23 décembre: Mangione est mis en accusation pour meurtre et actes terroristes au niveau de l’État. Il plaide non coupable tandis que son avocat se plaint que les poursuites concurrentes au niveau fédéral et de l’État l’ont transformé en «balle de ping-pong humaine».
2025
1er avril: La ministre de la Justice des États-Unis de l’époque, Pam Bondi, déclare avoir ordonné aux procureurs fédéraux de requérir la peine de mort contre Mangione, qualifiant le meurtre de Thompson d’«assassinat prémédité et de sang-froid qui a choqué l’Amérique» et d’«acte de violence politique».
25 avril: Mangione plaide non coupable d’une accusation fédérale de meurtre alors que les procureurs ont officiellement déclaré leur intention de requérir la peine de mort à son encontre.
16 septembre: Le juge chargé de l’affaire au niveau de l’État, Gregory Carro, rejette les chefs d’accusation de terrorisme retenus contre Mangione, rejetant la théorie de l’accusation selon laquelle le meurtre était «destiné à semer la terreur». Cette décision a éliminé les deux chefs d’accusation les plus graves dans le procès au niveau de l’État de Mangione, lui évitant ainsi la possibilité d’une peine obligatoire d’emprisonnement à perpétuité sans possibilité de libération conditionnelle. Carro maintient les autres chefs d’accusation, notamment celui de meurtre au deuxième degré.

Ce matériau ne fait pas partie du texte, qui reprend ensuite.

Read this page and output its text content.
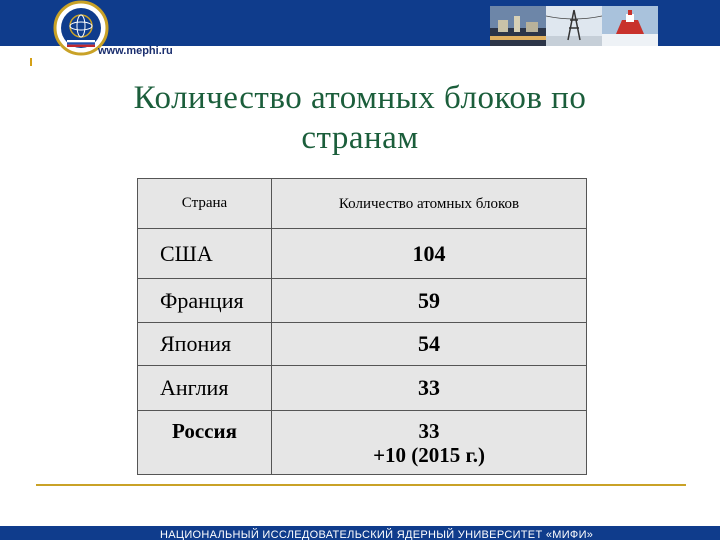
www.mephi.ru
Количество атомных блоков по
странам
Страна	Количество атомных блоков
США	104
Франция	59
Япония	54
Англия	33

Россия	33
+10 (2015 г.)
НАЦИОНАЛЬНЫЙ ИССЛЕДОВАТЕЛЬСКИЙ ЯДЕРНЫЙ УНИВЕРСИТЕТ «МИФИ»
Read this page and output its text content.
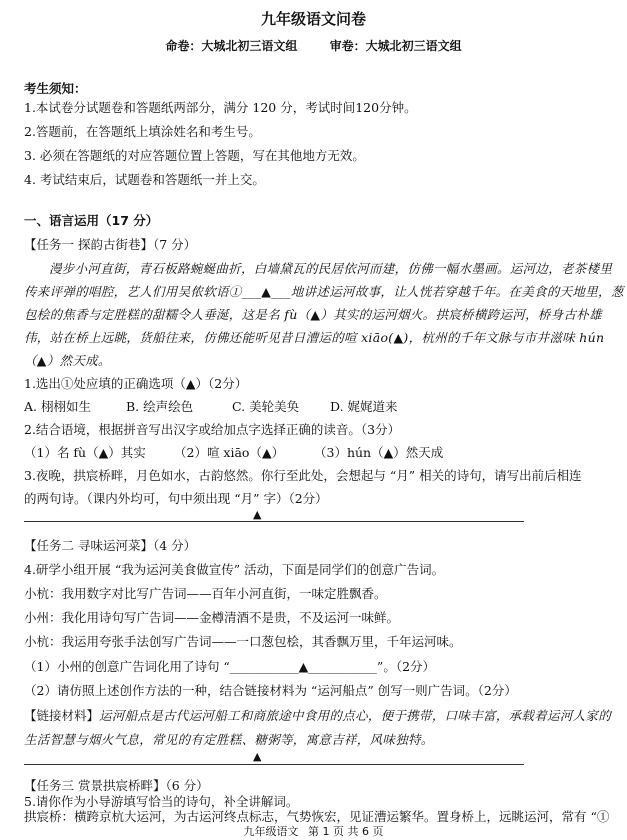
九年级语文问卷
命卷：大城北初三语文组	审卷：大城北初三语文组
考生须知：
1.本试卷分试题卷和答题纸两部分，满分 120 分，考试时间120分钟。
2.答题前，在答题纸上填涂姓名和考生号。
3. 必须在答题纸的对应答题位置上答题，写在其他地方无效。
4. 考试结束后，试题卷和答题纸一并上交。
一、语言运用（17 分）
【任务一 探韵古街巷】（7 分）
漫步小河直街，青石板路蜿蜒曲折，白墙黛瓦的民居依河而建，仿佛一幅水墨画。运河边，老茶楼里
传来评弹的唱腔，艺人们用吴侬软语①___▲___地讲述运河故事，让人恍若穿越千年。在美食的天地里，葱
包桧的焦香与定胜糕的甜糯令人垂涎，这是名 fù（▲）其实的运河烟火。拱宸桥横跨运河，桥身古朴雄
伟，站在桥上远眺，货船往来，仿佛还能听见昔日漕运的喧 xiāo(▲)，杭州的千年文脉与市井滋味 hún
（▲）然天成。
1.选出①处应填的正确选项（▲）（2分）
A. 栩栩如生	B. 绘声绘色	C. 美轮美奂 D. 娓娓道来
2.结合语境，根据拼音写出汉字或给加点字选择正确的读音。（3分）
（1）名 fù（▲）其实 （2）喧 xiāo（▲） （3）hún（▲）然天成
3.夜晚，拱宸桥畔，月色如水，古韵悠然。你行至此处，会想起与 “月” 相关的诗句，请写出前后相连
的两句诗。（课内外均可，句中须出现 “月” 字）（2分）
▲
【任务二 寻味运河菜】（4 分）
4.研学小组开展 “我为运河美食做宣传” 活动，下面是同学们的创意广告词。
小杭：我用数字对比写广告词——百年小河直街，一味定胜飘香。
小州：我化用诗句写广告词——金樽清酒不是贵，不及运河一味鲜。
小杭：我运用夸张手法创写广告词——一口葱包桧，其香飘万里，千年运河味。
（1）小州的创意广告词化用了诗句 “___________▲___________”。（2分）
（2）请仿照上述创作方法的一种，结合链接材料为 “运河船点” 创写一则广告词。（2分）
【链接材料】运河船点是古代运河船工和商旅途中食用的点心，便于携带，口味丰富，承载着运河人家的
生活智慧与烟火气息，常见的有定胜糕、糖粥等，寓意吉祥，风味独特。
▲
【任务三 赏景拱宸桥畔】（6 分）
5.请你作为小导游填写恰当的诗句，补全讲解词。
九年级语文 第 1 页 共 6 页
拱宸桥：横跨京杭大运河，为古运河终点标志，气势恢宏，见证漕运繁华。置身桥上，远眺运河，常有 “①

1er décembre: Une audience d’examen des preuves de trois semaines débute dans le cadre du procès au niveau de l’État de Mangione. Les procureurs font comparaître 17 témoins, dont de nombreux policiers et autres membres du personnel ayant participé à son arrestation, et diffusent des images provenant des caméras corporelles des agents lors de l’arrestation de Mangione, ainsi qu’un appel au 911 passé par le gérant du McDonald’s concernant un homme ressemblant à «l’auteur de la fusillade contre le PDG». Ils révèlent également des notes faisant référence à un «kit de survie», à un «point sur les renseignements» et à d’éventuels plans d’évasion que Mangione aurait, selon eux, eus sur lui.
2026
30 janvier: La juge fédérale de district Margaret Garnett interdit aux procureurs fédéraux de requérir la peine de mort contre Mangione, rejetant ainsi une accusation fédérale de meurtre qui leur aurait permis de requérir la peine capitale. Garnett statue également que les procureurs peuvent utiliser les preuves recueillies dans le sac à dos de Mangione lors de son arrestation.
6 février: Mangione s’élève devant le tribunal contre la perspective de deux procès consécutifs, déclarant à Carro: «C’est le même procès deux fois. Un plus un, ça fait deux. C’est clairement un cas de double incrimination selon toute définition de bon sens.»
18 mai: Carro statue que les procureurs chargés de l’affaire au niveau de l’État peuvent utiliser l’arme, le carnet et les autres objets que la police a trouvés dans le sac à dos de Mangione après son arrestation. En revanche, le juge exclut les objets que les agents ont retirés du sac avant que Mangione ne soit placé en garde à vue, notamment un chargeur d’arme chargé, un téléphone portable, un passeport et un portefeuille.
17 juin: Carro révèle que Mangione prévoit d’invoquer une défense psychiatrique lors de son procès pour meurtre devant le tribunal d’État, affirmant qu’il souffrait d’un trouble émotionnel extrême lorsqu’il a tué Thompson. Le lendemain, les avocats de Mangione font marche arrière et indiquent à Carro qu’ils ne poursuivraient pas cette défense psychiatrique.

14 août: Mangione plaide coupable des chefs d’accusation fédéraux de harcèlement et admet avoir pris pour cible et tué Thompson. Les procureurs indiquent qu’ils ont l’intention de requérir une peine d’emprisonnement à perpétuité. Les avocats de Mangione déposent immédiatement une requête visant à obtenir le rejet de l’affaire de meurtre devant le tribunal d’État en vertu du principe de non-bifurcation.